The partners will participate in two projects, which will leverage NREL’s ADMS Test Bed to evaluate leading-edge management solutions for the electrical grid.
In one project, Shell, Spirae and NREL will partner to demonstrate and evaluate a distributed control architecture to manage and optimise grid-edge resources to meet multiple operating objectives. In the other project, EGM, IEC and NREL will partner to evaluate the performance impact of enhanced monitoring on power system restoration.
The projects were competitively selected based on proposals in response to NREL’s Advanced Research on Integrated Energy Systems (ARIES) User Call for Advanced Distribution Management System (ADMS) Test Bed Use Cases.
Shell and Spirae
The project with Shell and Spirae aims to show how utilities and grid-edge energy service providers can best support both end customers and grid operations.
According to NREL utility grid modeling and ADMS operations are typically conducted only up to end-use points like microgrids and aggregators, which limits the ability to model these end users with sufficient resolution to make sound investment decisions on behalf of energy users.
The joint project will leverage the ADMS Test Bed to address this situation by co-simulating the grid and certain ADMS functions along with end users and their distributed energy resources (DERs), energy management systems, and virtual power plants.
Annabelle Pratt, chief engineer at NREL, stated: “Results of this proof of concept will show how utilities can model end-user systems to evaluate the simultaneous benefits to grid and customer operations.
“The primary objective of this project is to demonstrate how utility operations and distributed energy resource-based energy service platforms can co-optimise benefits to end users and grid operators. This project also focuses on systems that can be deployed in the field to add value to energy consumers immediately,” Pratt added.
EGM and IEC
The EGM and IEC project with NREL will demonstrate an advanced grid monitoring system and its impact on grid operations.

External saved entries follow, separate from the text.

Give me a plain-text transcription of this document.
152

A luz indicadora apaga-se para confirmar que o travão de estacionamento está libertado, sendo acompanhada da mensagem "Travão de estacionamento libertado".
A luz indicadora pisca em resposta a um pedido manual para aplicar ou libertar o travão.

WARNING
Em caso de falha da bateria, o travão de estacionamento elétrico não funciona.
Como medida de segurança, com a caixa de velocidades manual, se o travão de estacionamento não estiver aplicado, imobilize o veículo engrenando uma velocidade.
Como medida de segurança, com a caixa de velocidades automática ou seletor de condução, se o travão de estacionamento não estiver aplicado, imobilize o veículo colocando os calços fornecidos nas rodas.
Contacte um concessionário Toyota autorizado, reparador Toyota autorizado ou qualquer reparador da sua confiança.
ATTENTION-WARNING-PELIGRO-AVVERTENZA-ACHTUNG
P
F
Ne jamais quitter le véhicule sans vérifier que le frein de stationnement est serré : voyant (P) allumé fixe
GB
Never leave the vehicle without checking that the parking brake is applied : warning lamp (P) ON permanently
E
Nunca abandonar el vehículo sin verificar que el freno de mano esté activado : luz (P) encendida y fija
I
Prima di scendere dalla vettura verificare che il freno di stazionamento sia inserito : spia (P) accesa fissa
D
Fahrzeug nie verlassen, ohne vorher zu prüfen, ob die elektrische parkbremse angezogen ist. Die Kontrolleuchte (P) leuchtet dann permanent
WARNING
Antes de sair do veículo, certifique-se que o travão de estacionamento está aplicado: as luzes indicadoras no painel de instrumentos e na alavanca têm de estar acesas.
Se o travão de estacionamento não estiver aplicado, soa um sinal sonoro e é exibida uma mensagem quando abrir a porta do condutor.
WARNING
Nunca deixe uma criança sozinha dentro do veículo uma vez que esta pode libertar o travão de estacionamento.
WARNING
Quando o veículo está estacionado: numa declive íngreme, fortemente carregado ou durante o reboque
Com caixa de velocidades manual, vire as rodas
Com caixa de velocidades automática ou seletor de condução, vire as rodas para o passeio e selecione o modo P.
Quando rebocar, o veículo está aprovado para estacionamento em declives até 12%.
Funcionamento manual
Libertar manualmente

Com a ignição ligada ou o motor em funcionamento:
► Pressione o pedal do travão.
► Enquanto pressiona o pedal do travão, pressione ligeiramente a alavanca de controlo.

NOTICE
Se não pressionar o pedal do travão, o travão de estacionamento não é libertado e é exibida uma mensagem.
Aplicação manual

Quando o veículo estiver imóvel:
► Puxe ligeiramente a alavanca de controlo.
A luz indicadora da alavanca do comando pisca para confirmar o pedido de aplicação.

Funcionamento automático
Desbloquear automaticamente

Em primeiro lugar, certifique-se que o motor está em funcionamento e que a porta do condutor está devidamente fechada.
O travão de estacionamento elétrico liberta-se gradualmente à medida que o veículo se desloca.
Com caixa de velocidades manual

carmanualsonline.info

Currently, an ADMS acquires grid information from SCADA (Supervisory Control and Data Acquisition) systems that are installed in substations, but for grid distribution systems, the distance between substations is too far to get actionable real-time data.
This project will “simulate a distribution network on the ADMS Test Bed to evaluate the impact of an enhanced monitoring solution developed by EGM on fault location, isolation and service restoration. EGM’s monitoring augmentation aims to assist utility operators in obtaining better situational awareness, improving fault location precision and reducing outage time,” stated Ismael Mendoza, the project lead at NREL.
“Distribution systems require faster, modern methods for fault location, isolation and restoration. This project will demonstrate one vendor’s solution, providing a case study to learn and build from…Our partnership with EGM and IEC will help inform the energy sector around the value of monitoring downstream power information to enhance the resiliency and reliability of power delivery and management.”
According to NREL, the ADMS Test Bed is a key capability; a new research platform at NREL that uses multimegawatt hardware and virtual environments to address the full-scale challenges and opportunities of transitioning to a clean energy future.
The Test Bed consists of software and hardware elements that represent power distribution systems and allow utility and industry users to evaluate forward-looking solutions for managing their changing distribution systems.
The ADMS Test Bed was developed by NREL and the DOE Office of Electricity Advanced Grid Research and Development programme through DOE’s Grid Modernisation Laboratory Consortium as a vendor-neutral evaluation platform for advanced grid controls.
It works to advance current administration decarbonisation goals by promoting integrated management of clean energy assets across the utility enterprise, regardless of vendor or technology.